La reconnaissance de la conventionnalité abstraite du barème

L’Assemblée plénière de la Cour de cassation, revenant sur sa jurisprudence antérieure, a considéré que "la compatibilité d'une disposition de droit interne avec les dispositions de normes européennes et internationales peut faire l'objet d'une demande d'avis, dès lors que son examen implique un contrôle abstrait ne nécessitant pas l'analyse d’éléments de fait relevant de l’office du juge du fond".

Opérant ce contrôle abstrait, elle a estimé que le terme “adéquat” doit être compris comme réservant aux Etats parties une marge d’appréciation d’où il se déduit que "les dispositions de l’article L.1235-3 du code du travail, qui prévoient notamment, pour un salarié ayant une année complète d’ancienneté dans une entreprise employant au moins onze salariés, une indemnité pour licenciement sans cause réelle et sérieuse comprise entre un montant minimal d’un mois de salaire brut et un montant maximal de deux mois de salaire brut, sont compatibles avec les stipulations de l’article 10 de la Convention n° 158 de l’OIT" (avis du 17 juillet 2019).

Une interrogation subsistait néanmoins : comment ces avis allaient-ils être reçus par les juridictions du fond ? Force est de constater qu’ils n’ont pas mis fin à l’imbroglio juridique : certains conseils de prud’hommes continuent d’écarter l’application du barème en rappelant que les avis rendus ne lient pas les juridictions du fond (CPH Grenoble, 22 juillet 2019, n° 18/00267 ; CPH Le Havre, 10 septembre 2019 n° 18/00413). La Chambre sociale de la Cour de cassation, quant à elle, vient de rejeter une demande d’avis, se référant aux avis du 17 juillet 2019 pour rappeler que l’article 24 de la Charte sociale européenne est dépourvu d’effet direct dans un litige entre particuliers (avis, 25 septembre 2019, n° 19-70.014).

C’est dans ce contexte que les cours d’appel de Paris et de Reims devaient se prononcer le 25 septembre dernier au fond sur la conventionnalité du barème d’indemnisation du licenciement sans cause réelle et sérieuse.

Si la première a reporté le prononcé de son arrêt au 30 octobre 2019, la seconde, tout en reconnaissant la conventionnalité de principe de l’article L.1235-3 du code du travail, a rendu un arrêt ouvrant la porte à un contrôle de conventionnalité in concreto. Que faut-il entendre par cette expression ? Quelle est la portée de ce contrôle ? L’avenir du barème est-il sérieusement remis en cause par cette décision ?

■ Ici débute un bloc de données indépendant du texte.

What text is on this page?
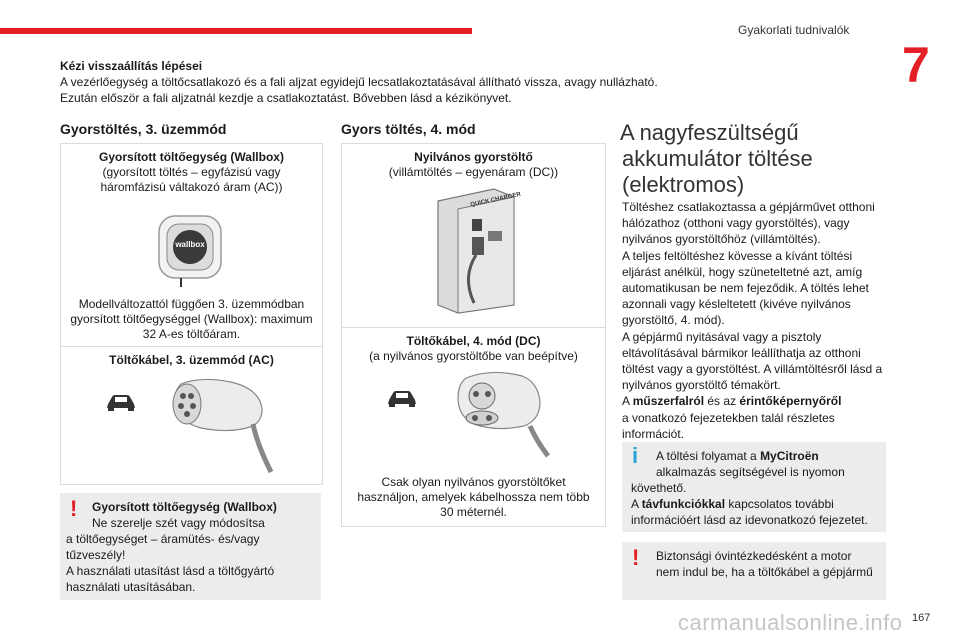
Gyakorlati tudnivalók
7
Kézi visszaállítás lépései
A vezérlőegység a töltőcsatlakozó és a fali aljzat egyidejű lecsatlakoztatásával állítható vissza, avagy nullázható.
Ezután először a fali aljzatnál kezdje a csatlakoztatást. Bővebben lásd a kézikönyvet.
Gyorstöltés, 3. üzemmód
Gyorsított töltőegység (Wallbox)
(gyorsított töltés – egyfázisú vagy
háromfázisú váltakozó áram (AC))
wallbox
Modellváltozattól függően 3. üzemmódban
gyorsított töltőegységgel (Wallbox): maximum
32 A-es töltőáram.
Töltőkábel, 3. üzemmód (AC)
! Gyorsított töltőegység (Wallbox)
Ne szerelje szét vagy módosítsa
a töltőegységet – áramütés- és/vagy
tűzveszély!
A használati utasítást lásd a töltőgyártó
használati utasításában.
Gyors töltés, 4. mód
Nyilvános gyorstöltő
(villámtöltés – egyenáram (DC))
QUICK CHARGER
Töltőkábel, 4. mód (DC)
(a nyilvános gyorstöltőbe van beépítve)
Csak olyan nyilvános gyorstöltőket
használjon, amelyek kábelhossza nem több
30 méternél.
A nagyfeszültségű
akkumulátor töltése
(elektromos)
Töltéshez csatlakoztassa a gépjárművet otthoni
hálózathoz (otthoni vagy gyorstöltés), vagy
nyilvános gyorstöltőhöz (villámtöltés).
A teljes feltöltéshez kövesse a kívánt töltési
eljárást anélkül, hogy szüneteltetné azt, amíg
automatikusan be nem fejeződik. A töltés lehet
azonnali vagy késleltetett (kivéve nyilvános
gyorstöltő, 4. mód).
A gépjármű nyitásával vagy a pisztoly
eltávolításával bármikor leállíthatja az otthoni
töltést vagy a gyorstöltést. A villámtöltésről lásd a
nyilvános gyorstöltő témakört.
A műszerfalról és az érintőképernyőről
a vonatkozó fejezetekben talál részletes
információt.
i A töltési folyamat a MyCitroën
alkalmazás segítségével is nyomon
követhető.
A távfunkciókkal kapcsolatos további
információért lásd az idevonatkozó fejezetet.
! Biztonsági óvintézkedésként a motor
nem indul be, ha a töltőkábel a gépjármű
carmanualsonline.info 167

Contrôle concret de la conventionnalité du barème : porte étroite ou boîte de pandore ?
L’origine du contrôle concret

Traditionnellement, le contrôle de conventionnalité est celui de l’examen abstrait d’une disposition de droit interne, confrontée à un texte international. Il s’agit un contrôle qui se rapproche, dans sa méthodologie, du contrôle de constitutionnalité opéré par le Conseil Constitutionnel qui aurait d’ailleurs pu se reconnaître compétent en la matière plutôt que de renvoyer aux juges judiciaires et administratifs, quel que soit le degré de l’instance interrogée, le soin d’examiner la conventionnalité d’un texte de droit interne (décision du 15 janvier 1975).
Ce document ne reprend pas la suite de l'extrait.